Power to the People?

Reactions to the EU’s response to the Arab Spring

In response to the Arab Spring the EU has promised to shift away from business as usual to ensure that support for human rights and democracy are central to its cooperation policy with the Arab neighborhood. Enabling civil society to function and advocate for citizen’s priorities and rights and hold governments and donors to account is pivotal. To date regional consultation on EU policies towards the region has been either insufficient, without impact, or too late. Furthermore, double standards of the past have undermined the EU’s credibility in the Arab world and created a distrust of its intentions.

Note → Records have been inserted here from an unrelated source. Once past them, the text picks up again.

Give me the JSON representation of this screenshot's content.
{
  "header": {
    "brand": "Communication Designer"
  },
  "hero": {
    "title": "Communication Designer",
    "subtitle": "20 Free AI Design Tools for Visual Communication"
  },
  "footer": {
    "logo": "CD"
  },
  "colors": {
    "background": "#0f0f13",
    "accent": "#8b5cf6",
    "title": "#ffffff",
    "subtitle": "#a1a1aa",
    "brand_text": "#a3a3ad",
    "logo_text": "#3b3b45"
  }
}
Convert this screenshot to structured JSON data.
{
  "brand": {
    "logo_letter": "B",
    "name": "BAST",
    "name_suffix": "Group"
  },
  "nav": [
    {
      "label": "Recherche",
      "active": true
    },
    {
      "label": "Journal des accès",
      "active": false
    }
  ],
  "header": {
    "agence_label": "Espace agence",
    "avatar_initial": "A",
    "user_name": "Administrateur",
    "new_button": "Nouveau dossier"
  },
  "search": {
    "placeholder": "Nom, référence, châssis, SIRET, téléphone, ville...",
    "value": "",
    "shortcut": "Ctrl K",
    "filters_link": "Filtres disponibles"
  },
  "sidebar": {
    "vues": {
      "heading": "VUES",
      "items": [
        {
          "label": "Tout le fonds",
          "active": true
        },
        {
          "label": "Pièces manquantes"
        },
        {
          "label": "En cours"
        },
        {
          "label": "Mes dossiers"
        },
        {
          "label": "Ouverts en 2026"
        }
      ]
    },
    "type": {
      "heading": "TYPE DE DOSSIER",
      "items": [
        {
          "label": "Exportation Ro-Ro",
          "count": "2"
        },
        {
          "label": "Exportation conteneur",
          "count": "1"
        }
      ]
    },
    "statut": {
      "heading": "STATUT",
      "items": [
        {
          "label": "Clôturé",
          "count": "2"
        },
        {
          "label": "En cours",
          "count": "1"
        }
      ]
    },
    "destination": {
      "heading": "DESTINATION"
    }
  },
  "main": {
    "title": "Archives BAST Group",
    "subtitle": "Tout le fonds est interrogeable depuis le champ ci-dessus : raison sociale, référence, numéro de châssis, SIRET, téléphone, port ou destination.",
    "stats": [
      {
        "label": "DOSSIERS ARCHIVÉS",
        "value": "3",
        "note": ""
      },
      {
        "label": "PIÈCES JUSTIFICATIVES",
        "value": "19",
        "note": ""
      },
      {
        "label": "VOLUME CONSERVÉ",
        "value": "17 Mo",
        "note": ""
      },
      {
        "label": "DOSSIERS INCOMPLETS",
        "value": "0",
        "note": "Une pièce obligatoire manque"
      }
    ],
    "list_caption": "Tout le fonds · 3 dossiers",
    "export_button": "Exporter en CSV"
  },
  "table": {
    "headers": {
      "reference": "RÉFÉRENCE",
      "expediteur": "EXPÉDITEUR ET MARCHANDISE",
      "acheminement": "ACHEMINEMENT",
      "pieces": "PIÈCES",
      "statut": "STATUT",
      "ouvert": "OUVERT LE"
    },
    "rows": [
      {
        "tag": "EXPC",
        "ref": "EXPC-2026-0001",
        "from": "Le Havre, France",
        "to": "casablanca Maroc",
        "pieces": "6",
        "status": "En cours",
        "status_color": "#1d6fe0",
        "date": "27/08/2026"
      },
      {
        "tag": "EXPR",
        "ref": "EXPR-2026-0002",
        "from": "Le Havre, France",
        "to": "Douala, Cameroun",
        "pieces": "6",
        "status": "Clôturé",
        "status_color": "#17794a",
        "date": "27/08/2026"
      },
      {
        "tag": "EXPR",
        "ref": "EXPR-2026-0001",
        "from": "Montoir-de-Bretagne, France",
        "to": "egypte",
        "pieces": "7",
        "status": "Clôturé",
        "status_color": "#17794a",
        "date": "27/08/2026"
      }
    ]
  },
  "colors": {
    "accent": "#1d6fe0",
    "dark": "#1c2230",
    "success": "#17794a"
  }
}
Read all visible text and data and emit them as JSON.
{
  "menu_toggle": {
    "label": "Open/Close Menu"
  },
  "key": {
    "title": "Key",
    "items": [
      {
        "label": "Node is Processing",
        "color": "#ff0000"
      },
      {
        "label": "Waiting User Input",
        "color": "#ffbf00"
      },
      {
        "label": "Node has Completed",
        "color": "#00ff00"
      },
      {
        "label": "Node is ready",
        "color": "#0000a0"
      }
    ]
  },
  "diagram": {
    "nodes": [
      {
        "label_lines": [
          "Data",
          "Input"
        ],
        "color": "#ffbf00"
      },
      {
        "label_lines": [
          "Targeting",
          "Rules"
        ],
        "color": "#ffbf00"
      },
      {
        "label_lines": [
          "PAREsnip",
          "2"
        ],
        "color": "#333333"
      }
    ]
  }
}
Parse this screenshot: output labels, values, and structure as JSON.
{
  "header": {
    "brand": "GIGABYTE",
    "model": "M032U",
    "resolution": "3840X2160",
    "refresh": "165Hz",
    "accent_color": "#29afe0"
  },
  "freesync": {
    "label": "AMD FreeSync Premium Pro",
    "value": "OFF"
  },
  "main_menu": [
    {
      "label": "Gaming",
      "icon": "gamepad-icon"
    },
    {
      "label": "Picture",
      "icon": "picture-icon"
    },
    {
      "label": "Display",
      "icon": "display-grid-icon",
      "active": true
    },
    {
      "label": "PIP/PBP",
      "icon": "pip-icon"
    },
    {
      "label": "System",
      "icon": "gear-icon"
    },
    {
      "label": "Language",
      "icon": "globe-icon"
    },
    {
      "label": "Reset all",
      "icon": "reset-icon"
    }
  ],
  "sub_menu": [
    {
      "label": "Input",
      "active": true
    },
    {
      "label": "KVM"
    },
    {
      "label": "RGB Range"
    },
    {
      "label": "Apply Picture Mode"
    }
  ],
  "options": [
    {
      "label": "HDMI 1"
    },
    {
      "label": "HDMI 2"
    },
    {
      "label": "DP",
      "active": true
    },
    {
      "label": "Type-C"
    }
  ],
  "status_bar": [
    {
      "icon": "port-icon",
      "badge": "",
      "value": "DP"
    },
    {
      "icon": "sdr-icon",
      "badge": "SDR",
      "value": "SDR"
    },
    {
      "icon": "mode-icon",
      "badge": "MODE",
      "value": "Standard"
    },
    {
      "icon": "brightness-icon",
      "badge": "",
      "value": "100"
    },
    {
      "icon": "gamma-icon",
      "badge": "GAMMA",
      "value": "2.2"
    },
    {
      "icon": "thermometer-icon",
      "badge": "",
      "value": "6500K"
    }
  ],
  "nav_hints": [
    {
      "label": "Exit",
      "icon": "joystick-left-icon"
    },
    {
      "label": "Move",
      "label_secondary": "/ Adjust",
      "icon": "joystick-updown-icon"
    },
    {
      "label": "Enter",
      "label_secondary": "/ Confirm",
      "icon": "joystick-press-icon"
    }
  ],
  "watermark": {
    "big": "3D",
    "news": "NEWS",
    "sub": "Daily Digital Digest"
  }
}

While supporting necessary reform in the region, the EU must take care to not to occupy the driving seat, which would risk delegitimizing transitions led by the people. The EU needs to ensure that civil society representatives, especially women organizations and youth groups, have a statutory, meaningful, and timely role in EU–Government dialogue in its current and future cooperation, and must press for such civil society consultation in the transition processes themselves. Without genuine dialogue between civil society and a legitimate government, its concept of More for More (more aid for more reform) will not succeed.

Key recommendations

  • Ensure EU’s additional aid to Egypt and other countries enables genuine participation of citizens in the reform process. The EU must take care not to take over the driving seat thereby delegitimizing a transition led by the people.
  • Negotiate at country level the criteria under More for More for assessing democratic reform, agree benchmarks, and include additional criteria such as non-discrimination and gender equality.
  • Explicitly delink More for More from any form of conditionality for liberalization of the economy and services.
  • Ensure that civil society representatives, especially women organizations, have a formal statutory role in EU–Government dialogue in its current and future cooperation (including the new fund SPRING).
  • Press now for political participation and representation of civil society, especially of women and youth, in the transition process and any democratic reforms.
  • Using affirmative action, prioritize use of the Civil Society Facility for women’s organizations and community based organizations with a track record in promoting gender equity, as well as youth groups, and for technical and financial assistance (including advocacy staff costs).